S’agissant de sa composition, le Conseil supérieur du pouvoir judiciaire est bien présidé par le Roi, ce qui n’est point une limite à son indépendance, bien au contraire, le Roi étant le garant de l'indépendance du pouvoir judiciaire (Article 107, précité).
Cela étant, le Conseil supérieur du pouvoir judiciaire se compose, outre les hauts magistrats nommés es-qualité (Premier-président de la Cour de Cassation en qualité de Président-délégué, le Procureur général du Roi près la Cour de Cassation, le Président de la Première Chambre de la Cour de Cassation) de magistrats élus comme suit;
• 4 représentants élus, parmi eux, par les magistrats des cours d'appel;
• 6 représentants élus, parmi eux, par les magistrats des juridictions du premier degré, une représentation des femmes magistrats doit être assurée, parmi les dix membres élus, dans la proportion de leur présence dans le corps de la magistrature.
D’autres membres font également partie du Conseil supérieur du pouvoir judiciaire, à savoir:
• le Médiateur ;
• le Président du Conseil national des droits de l'Homme;
• 5 personnalités nommées par le Roi, reconnues pour leur compétence, leur impartialité et leur probité, ainsi que pour leur apport distingué en faveur de l'indépendance de la justice et de la primauté du droit, dont un membre est proposé par le Secrétaire général du Conseil Supérieur des Oulémas. (Article 115).
Le Conseil supérieur de la magistrature en Algérie: une expérience en construction
12. Selon l’article 180 de la Constitution algérienne, «Le Conseil Supérieur de la Magistrature garantit l’indépendance de la justice».
A l’instar du Roi au Maroc, le Président de la République préside le Conseil Supérieur de la Magistrature.
Il peut charger le Premier Président de la Cour suprême d’en assurer la présidence.

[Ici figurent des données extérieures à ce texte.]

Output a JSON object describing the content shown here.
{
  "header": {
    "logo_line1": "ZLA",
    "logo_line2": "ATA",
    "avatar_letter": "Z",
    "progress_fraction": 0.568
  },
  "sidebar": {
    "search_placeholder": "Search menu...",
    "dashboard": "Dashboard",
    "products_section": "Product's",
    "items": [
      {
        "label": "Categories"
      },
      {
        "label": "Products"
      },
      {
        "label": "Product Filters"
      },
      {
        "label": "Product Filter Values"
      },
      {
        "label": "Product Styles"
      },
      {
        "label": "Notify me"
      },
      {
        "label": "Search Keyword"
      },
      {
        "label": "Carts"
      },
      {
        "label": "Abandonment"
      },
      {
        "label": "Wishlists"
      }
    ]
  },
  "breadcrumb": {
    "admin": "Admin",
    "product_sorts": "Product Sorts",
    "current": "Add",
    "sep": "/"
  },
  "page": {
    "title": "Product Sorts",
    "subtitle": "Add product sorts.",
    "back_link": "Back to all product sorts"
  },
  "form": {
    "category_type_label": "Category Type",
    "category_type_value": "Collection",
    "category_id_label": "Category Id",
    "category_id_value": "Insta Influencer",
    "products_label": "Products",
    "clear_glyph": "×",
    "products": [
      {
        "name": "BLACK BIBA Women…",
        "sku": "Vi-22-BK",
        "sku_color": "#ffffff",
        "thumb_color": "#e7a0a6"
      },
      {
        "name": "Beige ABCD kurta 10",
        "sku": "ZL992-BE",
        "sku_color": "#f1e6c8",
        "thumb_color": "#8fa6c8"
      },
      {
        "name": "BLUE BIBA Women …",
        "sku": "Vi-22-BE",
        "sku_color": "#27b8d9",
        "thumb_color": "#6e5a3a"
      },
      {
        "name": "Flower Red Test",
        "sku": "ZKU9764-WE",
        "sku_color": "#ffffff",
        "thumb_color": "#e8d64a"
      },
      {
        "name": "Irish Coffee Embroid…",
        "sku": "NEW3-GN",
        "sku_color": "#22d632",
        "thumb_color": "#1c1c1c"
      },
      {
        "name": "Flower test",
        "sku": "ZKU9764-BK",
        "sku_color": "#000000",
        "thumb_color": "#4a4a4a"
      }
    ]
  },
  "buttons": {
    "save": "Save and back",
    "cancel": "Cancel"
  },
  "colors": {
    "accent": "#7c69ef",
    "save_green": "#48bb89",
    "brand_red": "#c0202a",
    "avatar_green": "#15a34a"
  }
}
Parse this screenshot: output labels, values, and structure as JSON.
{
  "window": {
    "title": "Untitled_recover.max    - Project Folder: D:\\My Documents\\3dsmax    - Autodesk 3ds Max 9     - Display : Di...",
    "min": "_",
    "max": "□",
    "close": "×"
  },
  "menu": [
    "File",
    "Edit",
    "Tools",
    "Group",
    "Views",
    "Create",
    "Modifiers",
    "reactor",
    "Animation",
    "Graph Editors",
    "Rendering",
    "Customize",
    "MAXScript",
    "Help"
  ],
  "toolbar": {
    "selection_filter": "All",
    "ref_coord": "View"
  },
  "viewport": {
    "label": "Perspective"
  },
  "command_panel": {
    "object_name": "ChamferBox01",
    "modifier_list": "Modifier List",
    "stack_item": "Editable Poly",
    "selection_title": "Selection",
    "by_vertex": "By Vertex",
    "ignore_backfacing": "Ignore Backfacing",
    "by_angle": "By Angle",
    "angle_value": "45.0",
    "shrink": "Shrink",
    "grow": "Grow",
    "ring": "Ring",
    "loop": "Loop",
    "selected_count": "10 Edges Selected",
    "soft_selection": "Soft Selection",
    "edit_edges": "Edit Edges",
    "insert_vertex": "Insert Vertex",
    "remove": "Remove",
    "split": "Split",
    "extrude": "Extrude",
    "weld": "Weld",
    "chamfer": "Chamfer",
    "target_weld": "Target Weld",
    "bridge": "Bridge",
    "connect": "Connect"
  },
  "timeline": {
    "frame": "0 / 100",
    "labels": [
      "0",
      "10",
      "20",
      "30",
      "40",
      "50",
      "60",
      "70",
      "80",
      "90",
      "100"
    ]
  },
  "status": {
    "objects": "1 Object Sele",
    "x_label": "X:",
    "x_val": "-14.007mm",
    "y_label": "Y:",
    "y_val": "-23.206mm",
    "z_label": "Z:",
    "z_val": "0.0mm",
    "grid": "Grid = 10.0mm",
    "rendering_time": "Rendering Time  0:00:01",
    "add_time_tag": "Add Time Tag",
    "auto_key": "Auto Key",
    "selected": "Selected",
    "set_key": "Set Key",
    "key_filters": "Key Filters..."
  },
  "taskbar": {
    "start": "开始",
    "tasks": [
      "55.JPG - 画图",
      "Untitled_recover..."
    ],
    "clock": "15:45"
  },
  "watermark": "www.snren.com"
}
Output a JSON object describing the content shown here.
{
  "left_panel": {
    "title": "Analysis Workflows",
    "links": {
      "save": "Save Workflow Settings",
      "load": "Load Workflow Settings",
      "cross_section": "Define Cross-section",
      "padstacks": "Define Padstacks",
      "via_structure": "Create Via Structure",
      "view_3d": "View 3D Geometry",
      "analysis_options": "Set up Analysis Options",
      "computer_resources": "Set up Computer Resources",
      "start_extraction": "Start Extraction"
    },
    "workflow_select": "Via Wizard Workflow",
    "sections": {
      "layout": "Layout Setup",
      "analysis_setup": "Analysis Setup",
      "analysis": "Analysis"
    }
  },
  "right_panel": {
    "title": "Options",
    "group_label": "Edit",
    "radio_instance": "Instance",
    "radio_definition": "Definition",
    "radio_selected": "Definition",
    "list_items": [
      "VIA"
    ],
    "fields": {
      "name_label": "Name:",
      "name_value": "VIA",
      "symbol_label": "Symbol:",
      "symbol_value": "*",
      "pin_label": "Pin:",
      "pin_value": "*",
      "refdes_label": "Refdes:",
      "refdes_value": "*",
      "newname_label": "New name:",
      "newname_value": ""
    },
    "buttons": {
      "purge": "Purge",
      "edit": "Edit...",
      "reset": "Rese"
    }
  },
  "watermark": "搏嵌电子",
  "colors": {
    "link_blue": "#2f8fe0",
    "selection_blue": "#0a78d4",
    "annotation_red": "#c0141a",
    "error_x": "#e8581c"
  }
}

Cela étant, la composition du Conseil Supérieur de la Magistrature comprend essentiellement des magistrats élus par leurs pairs comme en atteste la composition suivante telle que fixée par l’article 180 précité:
«• le Premier Président de la Cour suprême, vice-président;
• le Président du Conseil d’Etat;
• quinze (15) magistrats élus par leurs pairs, selon la répartition suivante:
* trois (3) magistrats de la Cour suprême, dont deux (2) magistrats du siège et un (1) magistrat du parquet général;
* trois(3) magistrats du Conseil d’Etat, dont deux (2) magistrats du siège et un (1) commissaire d’Etat;
* trois(3) magistrats des Cours, dont deux (2) magistrats du siège et un (1) magistrat du parquet général;
* trois (3) magistrats des juridictions administratives autres que le Conseil d’Etat, dont deux (2) magistrats du siège et un (1) commissaire d’Etat;
* trois (3) magistrats des tribunaux de l’ordre judiciaire, dont deux (2) magistrats du siège et un (1) magistrat du parquet.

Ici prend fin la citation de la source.